‘Glacial Decoy’, de Trisha Brown y Robert Rauschenberg
Comisariada por Teresa Millet
Institut Valencià d’Art Modern (IVAM)
Guillem de Castro 118, València
Hasta el 18 de abril de 2021
Teresa Millet, comisaria de la exposición ‘Glacial Decoy’, se refirió al trabajo de Trisha Brown con una expresión utilizada por la propia bailarina y coreógrafa estadounidense: improvisación estructurada. Parece una contradicción en los términos, y en realidad lo es, si no fuera por que estamos hablando de una artista singular, que concebía la danza como una disciplina (otro término que con ella no casaría) mediante la cual empezar a volar. Lo dijo ella misma en su texto de 2017 para celebrar el Día Internacional de la Danza: “I became a dancer because of my desire to fly” (Me convertí en bailarina por mis ganas de volar).
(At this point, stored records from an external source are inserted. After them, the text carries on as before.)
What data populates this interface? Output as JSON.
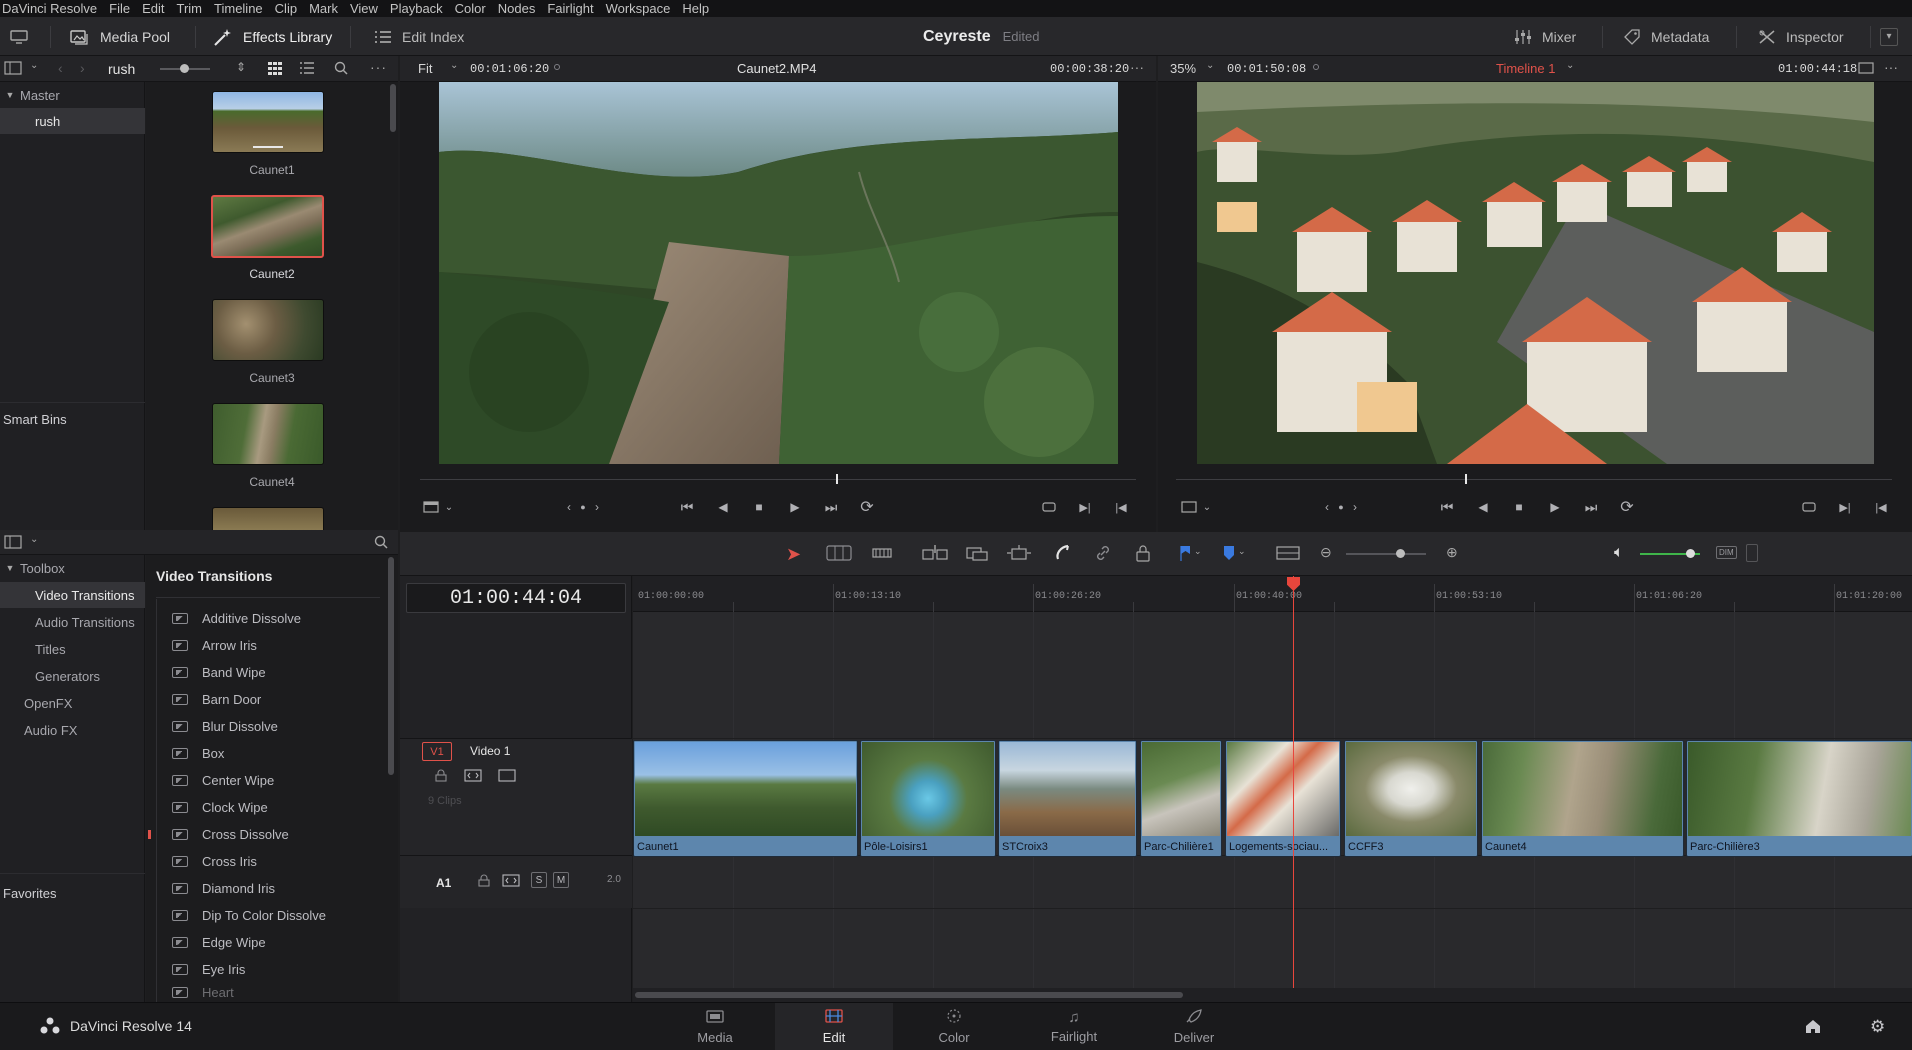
{
  "menubar": [
    "DaVinci Resolve",
    "File",
    "Edit",
    "Trim",
    "Timeline",
    "Clip",
    "Mark",
    "View",
    "Playback",
    "Color",
    "Nodes",
    "Fairlight",
    "Workspace",
    "Help"
  ],
  "toolbar": {
    "media_pool": "Media Pool",
    "effects_library": "Effects Library",
    "edit_index": "Edit Index",
    "project_name": "Ceyreste",
    "project_status": "Edited",
    "mixer": "Mixer",
    "metadata": "Metadata",
    "inspector": "Inspector"
  },
  "media_pool": {
    "bin_name": "rush",
    "bins": {
      "master": "Master",
      "rush": "rush",
      "smart_bins": "Smart Bins"
    },
    "clips": [
      "Caunet1",
      "Caunet2",
      "Caunet3",
      "Caunet4"
    ]
  },
  "source_viewer": {
    "zoom": "Fit",
    "timecode": "00:01:06:20",
    "clip_name": "Caunet2.MP4",
    "duration": "00:00:38:20"
  },
  "timeline_viewer": {
    "zoom": "35%",
    "timecode": "00:01:50:08",
    "timeline_name": "Timeline 1",
    "duration": "01:00:44:18"
  },
  "effects": {
    "toolbox": "Toolbox",
    "categories": [
      "Video Transitions",
      "Audio Transitions",
      "Titles",
      "Generators"
    ],
    "openfx": "OpenFX",
    "audio_fx": "Audio FX",
    "favorites": "Favorites",
    "list_title": "Video Transitions",
    "transitions": [
      "Additive Dissolve",
      "Arrow Iris",
      "Band Wipe",
      "Barn Door",
      "Blur Dissolve",
      "Box",
      "Center Wipe",
      "Clock Wipe",
      "Cross Dissolve",
      "Cross Iris",
      "Diamond Iris",
      "Dip To Color Dissolve",
      "Edge Wipe",
      "Eye Iris",
      "Heart"
    ]
  },
  "timeline": {
    "timecode": "01:00:44:04",
    "ruler": [
      "01:00:00:00",
      "01:00:13:10",
      "01:00:26:20",
      "01:00:40:00",
      "01:00:53:10",
      "01:01:06:20",
      "01:01:20:00"
    ],
    "video_track": {
      "id": "V1",
      "name": "Video 1",
      "clip_count": "9 Clips"
    },
    "audio_track": {
      "id": "A1",
      "solo": "S",
      "mute": "M",
      "channels": "2.0"
    },
    "clips": [
      "Caunet1",
      "Pôle-Loisirs1",
      "STCroix3",
      "Parc-Chilière1",
      "Logements-sociau...",
      "CCFF3",
      "Caunet4",
      "Parc-Chilière3"
    ]
  },
  "footer": {
    "app_name": "DaVinci Resolve 14",
    "pages": [
      "Media",
      "Edit",
      "Color",
      "Fairlight",
      "Deliver"
    ],
    "active_page": "Edit"
  },
  "colors": {
    "accent_red": "#e0524a",
    "clip_blue": "#5d86ad",
    "playhead": "#e8463c",
    "timeline_name": "#e0524a",
    "audio_green": "#3fb54a"
  }
}
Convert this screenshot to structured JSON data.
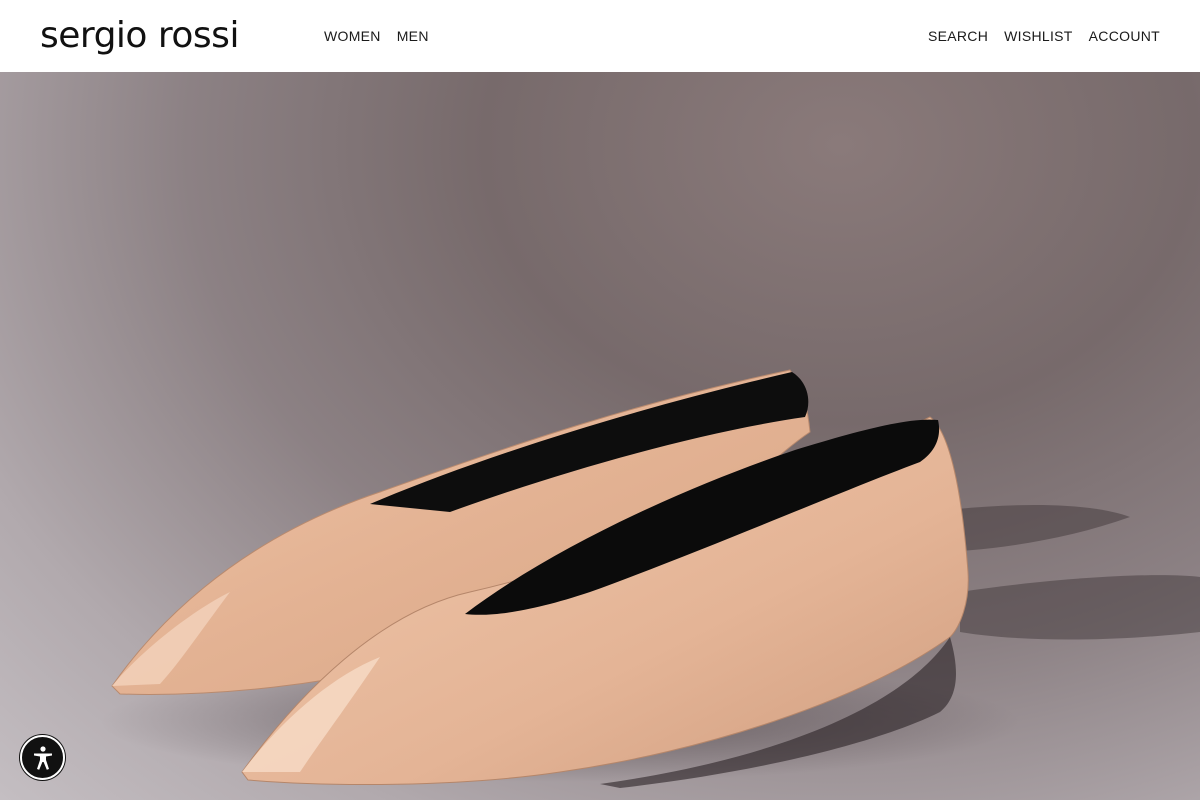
{
  "header": {
    "logo": "sergio rossi",
    "nav_left": [
      "WOMEN",
      "MEN"
    ],
    "nav_right": [
      "SEARCH",
      "WISHLIST",
      "ACCOUNT"
    ]
  },
  "hero": {
    "image_subject": "nude leather pointed flats",
    "colors": {
      "background": "#8a7f82",
      "leather": "#e6b99a",
      "lining": "#0e0e0e"
    }
  },
  "accessibility": {
    "icon": "accessibility-icon"
  }
}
Entre esas ganas de volar y la contradicción que habita en todo artista, su improvisación estructurada como método arbitrario de trabajo le encaja como un guante. Porque Trisha Brown, también lo dijo en aquel texto, creaba con los cuerpos de los bailarines, en tanto herramientas para la expresión y no como medios para la representación. De ahí que, subyugada por esa expresión y por la novedad de ver su obra en un teatro por primera vez, tras actuar en espacios alternativos, decidiera asociarse con el artista plástico Robert Rauschenberg, que tampoco llevaba bien los compartimentos estancos del arte.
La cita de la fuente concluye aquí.